It would be hard to come up with a way to travel that is at once more luxurious and simple. The seats on the Cessna Caravan aren’t what you’d call huge, but they are comfortable, well-spaced and everyone gets a window and an aisle. There is no food service, but there is no flight longer than two hours, either. You can bring a snack or a bottle of wine if you are so inclined. There is no in-flight entertainment, but there doesn’t need to be, because any passenger likely to be flying anywhere these days already has a smartphone or tablet. The airline does offer big comfy headphones, which Sisson points out are rarely used. Flying with eight other passengers, as opposed to crammed in with hundreds, creates a sociable situation.

Stan Little, Keith Sisson and Scott Honnell, independently of each other, all told me the same story. All three are proud of what they’ve done and all three wanted me to know something about the Southern flights.
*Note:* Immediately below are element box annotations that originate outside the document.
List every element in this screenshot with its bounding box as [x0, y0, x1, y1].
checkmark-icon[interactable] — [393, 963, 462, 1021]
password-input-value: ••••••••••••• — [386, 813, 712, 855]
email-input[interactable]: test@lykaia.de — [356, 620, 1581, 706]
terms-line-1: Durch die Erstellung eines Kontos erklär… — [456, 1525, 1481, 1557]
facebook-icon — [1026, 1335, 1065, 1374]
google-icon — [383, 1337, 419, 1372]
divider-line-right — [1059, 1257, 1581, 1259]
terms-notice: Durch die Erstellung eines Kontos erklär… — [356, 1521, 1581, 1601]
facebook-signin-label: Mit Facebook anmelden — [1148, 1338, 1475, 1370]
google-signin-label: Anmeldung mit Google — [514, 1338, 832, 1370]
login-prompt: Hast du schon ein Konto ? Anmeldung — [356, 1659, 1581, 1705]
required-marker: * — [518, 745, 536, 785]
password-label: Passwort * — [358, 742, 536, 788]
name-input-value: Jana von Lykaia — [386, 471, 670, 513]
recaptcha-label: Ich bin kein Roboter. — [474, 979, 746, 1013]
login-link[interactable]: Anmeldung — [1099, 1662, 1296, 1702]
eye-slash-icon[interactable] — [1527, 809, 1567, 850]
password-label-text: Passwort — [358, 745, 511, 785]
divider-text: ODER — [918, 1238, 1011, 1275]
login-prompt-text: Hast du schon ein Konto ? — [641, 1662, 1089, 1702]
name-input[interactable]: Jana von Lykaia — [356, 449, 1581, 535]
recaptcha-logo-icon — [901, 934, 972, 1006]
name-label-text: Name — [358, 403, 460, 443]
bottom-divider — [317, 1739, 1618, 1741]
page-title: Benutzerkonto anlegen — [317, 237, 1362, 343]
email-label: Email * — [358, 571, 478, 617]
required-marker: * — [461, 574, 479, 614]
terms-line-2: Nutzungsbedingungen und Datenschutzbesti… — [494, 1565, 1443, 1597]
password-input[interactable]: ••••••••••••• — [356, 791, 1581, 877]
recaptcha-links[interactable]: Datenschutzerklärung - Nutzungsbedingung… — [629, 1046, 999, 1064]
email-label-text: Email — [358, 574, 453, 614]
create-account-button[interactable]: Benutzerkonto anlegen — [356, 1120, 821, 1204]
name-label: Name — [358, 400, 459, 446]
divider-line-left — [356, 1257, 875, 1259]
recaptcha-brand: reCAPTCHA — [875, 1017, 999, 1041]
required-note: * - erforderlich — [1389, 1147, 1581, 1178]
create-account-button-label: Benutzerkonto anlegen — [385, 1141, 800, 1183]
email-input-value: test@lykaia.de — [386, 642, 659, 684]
It doesn’t happen all the time, each admitted, but often enough to call it somewhat regular: Passengers — strangers — meet on a flight to the beach. A bottle of wine is opened and shared. On touchdown the passengers will head out to dinner together. They are, after all, on vacation.

By the late afternoon, we had touched down back in Memphis. Captain Honnell asks me what I think about the whole experience. Comfortable, convenient, cost-effective: Yes, of course, all of that, but that’s not the nut of it. What has me fascinated is not even the model itself, inspired as it is. It is the execution. The idea that there just may be a professional application to that Golden Rule business your mother drummed into your head about treating other the way you want to be treated.

That, and how refreshing it is to know that the matrix reports churned out by $600-per-hour consultants have not completely displaced common sense.